6 months ago 21st Dec 14:01
One night stands may be good fun but they are also a mine field of mis-haps and embarassing mistakes.
To celebrate the release of Knocked Up on DVD Female First bring you some top tips to avoid one night stand disaster
1. Be Prepared. It may sound obvious, but have a plan of escape in place. The last thing you want is to wake up with a loved-up hairy whale the next morning and be in your own bed. If he/she knows where you live, there’s simply no escape. Short of moving.
2. No matter how drunk you get, remember it’s not actually necessary (or big and clever) to do a runner out of the restaurant’s (or more likely pub’s) toilet window. At best you’ll be pointed and laughed at when you get stuck and the cops are called, at worst you’ll snag something that’ll put an end to your one night stand adventures for good. Nasty.
3. A simple one this, but turn up late to the date. It gives you a distinct advantage to check out the goods beforehand and not even go there should you be faced with a monster. If it’s a goer, the old ‘a funny thing happened on the way here…’ line usually keeps things sweet.
4. Give a friend the heads up and either get him/her to tag along surreptitiously or set up a dummy phone call as a get out clause. Don’t answer if you’re enjoying yourself, but should the thought of another few hours in your date’s company have you gnawing your own arm off in distress, the exit door is open.
5. Have a story ready – a get out clause should things turn nasty or, worse, serious. Tried, tested and almost always 100 per cent successful lines include, ‘The wife/husband is expecting me’, or, for the really persistent, ‘I’ve got to pick the kids up from the detention centre’.

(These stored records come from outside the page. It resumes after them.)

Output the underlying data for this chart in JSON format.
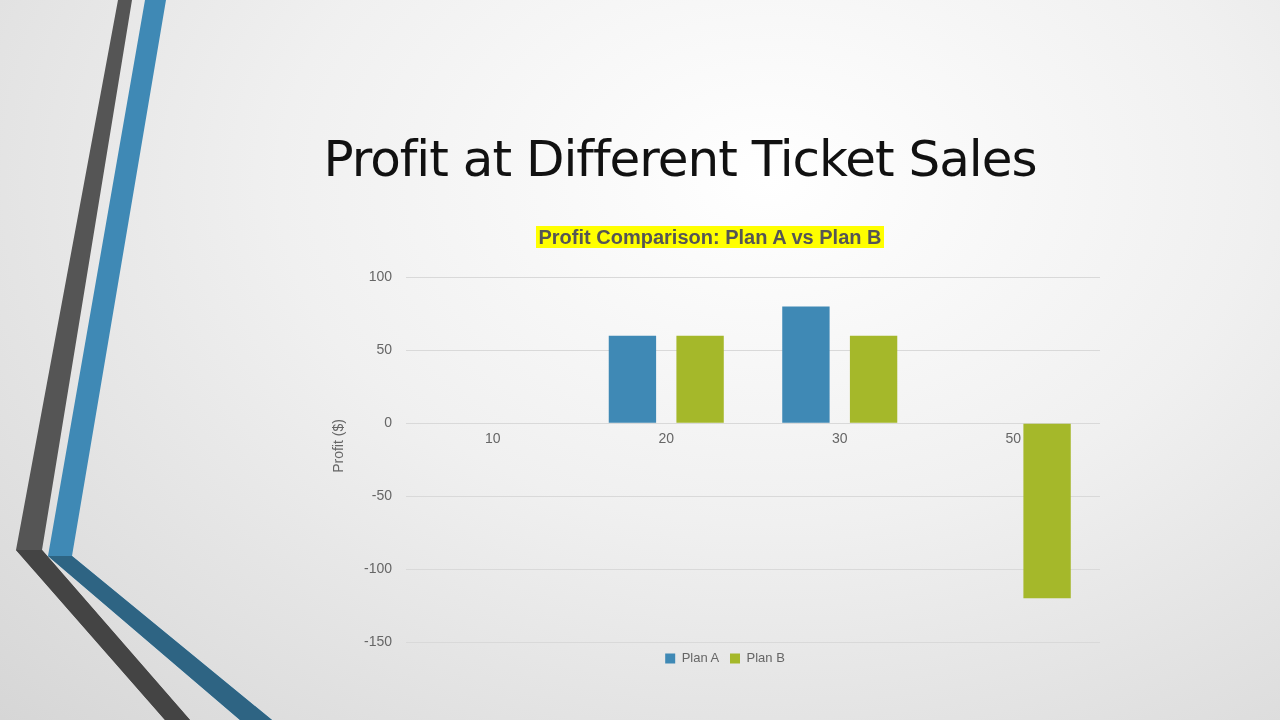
{
  "chart_data": {
    "type": "bar",
    "title": "Profit at Different Ticket Sales",
    "subtitle": "Profit Comparison: Plan A vs Plan B",
    "ylabel": "Profit ($)",
    "categories": [
      "10",
      "20",
      "30",
      "50"
    ],
    "series": [
      {
        "name": "Plan A",
        "color": "#3f89b5",
        "values": [
          0,
          60,
          80,
          0
        ]
      },
      {
        "name": "Plan B",
        "color": "#a5b82a",
        "values": [
          0,
          60,
          60,
          -120
        ]
      }
    ],
    "ylim": [
      -150,
      100
    ],
    "yticks": [
      -150,
      -100,
      -50,
      0,
      50,
      100
    ],
    "grid": "y",
    "legend": "bottom"
  }
}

6. Though this should never happen, if you find yourself ‘back at his or hers’ but change your mind, start scratching your nethers. A lot. Nothing kills the mood quicker than the impression you’ve got something to offer other than a whole lotta lovin’.
7. Worst case scenario – you wake up at your place with the creature of your nightmares. Good tip – keep a picture of someone of the opposite sex but similar generic build to you by your bed, and when the inevitable ‘who’s that’ question arises (no man or woman is trusting enough not to ask), a simple ‘me before the operation’ retort will have you kicking back en seule in record time.
8. When scarpering the ‘scene of the crime’ never to return, leave no evidence of your shaggathon (such as a drunkenly-proffered phone number) behind. If your prize pants or knickers have been flung out of reach in a lust-induced act of bravado, leave them as a trophy – unless your name and number is sewn into the lining.
9. If you can, get out while your date’s still sleeping – it’s clean, easy and once you’re out that door you’re home free. And all the wiser for your next encounter.
10. Use one of the lines from ‘ten things you never want to hear from a one night stand’. Success guaranteed (probably).